I was excited and nervous at the same time because if I went, it was possible I might meet other men from his unit. I had only ever met one in the past, and he transferred out not long after that, so this would be a first time for me with the group. But maybe I had it all wrong. Maybe it would just be Ian, and that was the reason for the invite. “Will it be just you or—”

“No, we’re all on the same flight.”

Interesting. “What’s the flight number?”

He gave it to me, and I heard his sharply indrawn breath, which told me it hurt for him to move. “Are you sure you’re all in one piece?”

“Yeah.”

A short answer was not good.

“So, M,” he began softly. “You been sleeping okay?”

Ian was a Green Beret who’d seen and done things that would have given me night terrors for years.

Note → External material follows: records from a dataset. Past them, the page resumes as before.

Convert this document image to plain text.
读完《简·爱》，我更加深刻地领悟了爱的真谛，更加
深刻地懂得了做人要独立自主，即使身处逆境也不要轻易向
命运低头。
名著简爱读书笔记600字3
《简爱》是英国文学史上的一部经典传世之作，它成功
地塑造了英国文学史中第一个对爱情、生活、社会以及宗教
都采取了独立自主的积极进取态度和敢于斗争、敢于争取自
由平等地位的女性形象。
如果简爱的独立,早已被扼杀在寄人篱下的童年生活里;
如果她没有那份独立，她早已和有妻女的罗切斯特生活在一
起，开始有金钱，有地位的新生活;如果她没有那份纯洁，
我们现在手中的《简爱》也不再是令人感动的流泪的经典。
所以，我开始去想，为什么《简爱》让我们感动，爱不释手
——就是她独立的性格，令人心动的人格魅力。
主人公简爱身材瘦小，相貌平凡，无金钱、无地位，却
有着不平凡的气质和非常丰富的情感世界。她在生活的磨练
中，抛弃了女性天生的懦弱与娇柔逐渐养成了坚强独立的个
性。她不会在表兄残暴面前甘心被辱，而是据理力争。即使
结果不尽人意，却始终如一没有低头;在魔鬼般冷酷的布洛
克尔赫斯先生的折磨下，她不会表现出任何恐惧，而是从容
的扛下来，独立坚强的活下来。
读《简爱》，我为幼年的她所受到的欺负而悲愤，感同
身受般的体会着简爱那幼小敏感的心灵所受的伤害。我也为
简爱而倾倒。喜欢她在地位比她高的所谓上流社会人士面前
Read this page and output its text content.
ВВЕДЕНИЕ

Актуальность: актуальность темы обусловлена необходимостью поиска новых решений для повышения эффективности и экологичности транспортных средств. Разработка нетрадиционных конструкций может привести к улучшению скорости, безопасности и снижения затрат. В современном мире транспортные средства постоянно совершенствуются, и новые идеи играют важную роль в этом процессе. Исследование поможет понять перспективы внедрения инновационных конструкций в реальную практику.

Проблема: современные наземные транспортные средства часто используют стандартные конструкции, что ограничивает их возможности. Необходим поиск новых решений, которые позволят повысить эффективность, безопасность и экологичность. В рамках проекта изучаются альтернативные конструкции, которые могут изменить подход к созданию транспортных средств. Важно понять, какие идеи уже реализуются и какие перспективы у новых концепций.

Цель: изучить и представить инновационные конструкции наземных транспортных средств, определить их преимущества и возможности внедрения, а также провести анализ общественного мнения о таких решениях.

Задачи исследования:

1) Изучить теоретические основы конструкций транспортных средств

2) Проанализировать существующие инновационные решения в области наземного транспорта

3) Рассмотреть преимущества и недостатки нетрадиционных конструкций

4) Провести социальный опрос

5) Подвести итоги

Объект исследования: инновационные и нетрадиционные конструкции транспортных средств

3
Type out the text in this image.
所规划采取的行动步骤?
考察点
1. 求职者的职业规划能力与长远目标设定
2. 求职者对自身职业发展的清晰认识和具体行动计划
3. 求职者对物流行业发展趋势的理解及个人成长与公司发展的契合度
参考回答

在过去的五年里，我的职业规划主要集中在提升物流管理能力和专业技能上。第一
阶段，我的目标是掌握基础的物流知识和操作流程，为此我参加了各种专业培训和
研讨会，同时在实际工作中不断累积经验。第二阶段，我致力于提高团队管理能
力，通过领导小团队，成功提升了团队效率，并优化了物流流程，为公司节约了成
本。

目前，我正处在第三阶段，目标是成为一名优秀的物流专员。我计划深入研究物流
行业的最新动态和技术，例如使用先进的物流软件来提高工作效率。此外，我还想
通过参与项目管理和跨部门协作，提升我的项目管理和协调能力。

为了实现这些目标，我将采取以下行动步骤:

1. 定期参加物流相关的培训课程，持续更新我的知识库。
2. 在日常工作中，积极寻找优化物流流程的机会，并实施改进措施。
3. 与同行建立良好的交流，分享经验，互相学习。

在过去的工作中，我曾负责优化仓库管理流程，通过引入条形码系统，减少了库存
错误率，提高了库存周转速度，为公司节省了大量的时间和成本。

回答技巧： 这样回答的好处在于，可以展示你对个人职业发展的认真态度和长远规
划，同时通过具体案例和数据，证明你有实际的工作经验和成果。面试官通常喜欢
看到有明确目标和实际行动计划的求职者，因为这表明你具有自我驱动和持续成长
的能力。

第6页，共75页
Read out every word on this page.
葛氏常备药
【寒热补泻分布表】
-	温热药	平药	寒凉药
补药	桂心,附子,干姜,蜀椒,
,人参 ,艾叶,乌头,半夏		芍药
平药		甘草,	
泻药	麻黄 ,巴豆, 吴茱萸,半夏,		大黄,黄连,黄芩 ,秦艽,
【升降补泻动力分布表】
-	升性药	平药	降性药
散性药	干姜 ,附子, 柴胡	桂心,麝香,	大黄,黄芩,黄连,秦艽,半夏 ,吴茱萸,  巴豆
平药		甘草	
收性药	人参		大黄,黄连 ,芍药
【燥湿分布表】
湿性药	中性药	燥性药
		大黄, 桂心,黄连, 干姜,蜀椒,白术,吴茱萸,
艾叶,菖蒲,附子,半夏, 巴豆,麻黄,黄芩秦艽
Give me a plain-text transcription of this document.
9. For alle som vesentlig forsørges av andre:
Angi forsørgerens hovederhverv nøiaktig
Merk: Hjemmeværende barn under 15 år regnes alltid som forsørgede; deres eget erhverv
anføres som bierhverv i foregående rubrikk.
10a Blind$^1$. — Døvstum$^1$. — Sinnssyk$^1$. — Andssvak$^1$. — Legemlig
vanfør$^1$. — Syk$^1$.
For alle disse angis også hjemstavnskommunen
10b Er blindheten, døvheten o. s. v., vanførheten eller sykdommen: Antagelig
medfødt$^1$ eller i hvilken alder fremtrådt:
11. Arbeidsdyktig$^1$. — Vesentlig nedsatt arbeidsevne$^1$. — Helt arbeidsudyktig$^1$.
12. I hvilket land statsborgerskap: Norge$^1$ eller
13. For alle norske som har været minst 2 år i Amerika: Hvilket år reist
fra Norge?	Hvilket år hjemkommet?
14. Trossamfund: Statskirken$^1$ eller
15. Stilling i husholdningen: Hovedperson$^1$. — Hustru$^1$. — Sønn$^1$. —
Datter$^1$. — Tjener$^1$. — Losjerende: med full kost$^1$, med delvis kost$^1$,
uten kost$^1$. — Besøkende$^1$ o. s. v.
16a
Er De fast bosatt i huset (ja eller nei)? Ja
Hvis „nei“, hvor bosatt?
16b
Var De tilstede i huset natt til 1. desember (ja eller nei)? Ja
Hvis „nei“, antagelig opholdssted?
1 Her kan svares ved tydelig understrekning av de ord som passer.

I knew he’d been on secret missions to countries the US wasn’t supposed to be in, that there was blood on his hands and his horrors were legion, while mine amounted to one man, one time that showed me how futile struggle could be and how truly powerless I was. It made me feel ridiculously whiny and weak to ever complain to Ian about the PTSD I experienced after being kidnapped by Dr. Craig Hartley. Our department shrink diagnosed me while Ian was gone. Ian was actually the one who made me see the doctor, but really, confessing to the man I loved—who had real ghosts that haunted him—would not be something I ever did.

“Miro?”

“I sleep better when you’re here.” And that was not a lie. Between sex or cuddling, I slept like a rock when I had him plastered to my back.

“Same,” he sighed.

My voice was going to go if we kept talking. I missed him too much to keep the emotion out of it. “All right, well, I’ll see you soon.”

“Yes, you will,” he murmured.

There was a silence.

“Ian?”

He coughed softly. “I really… missed you.”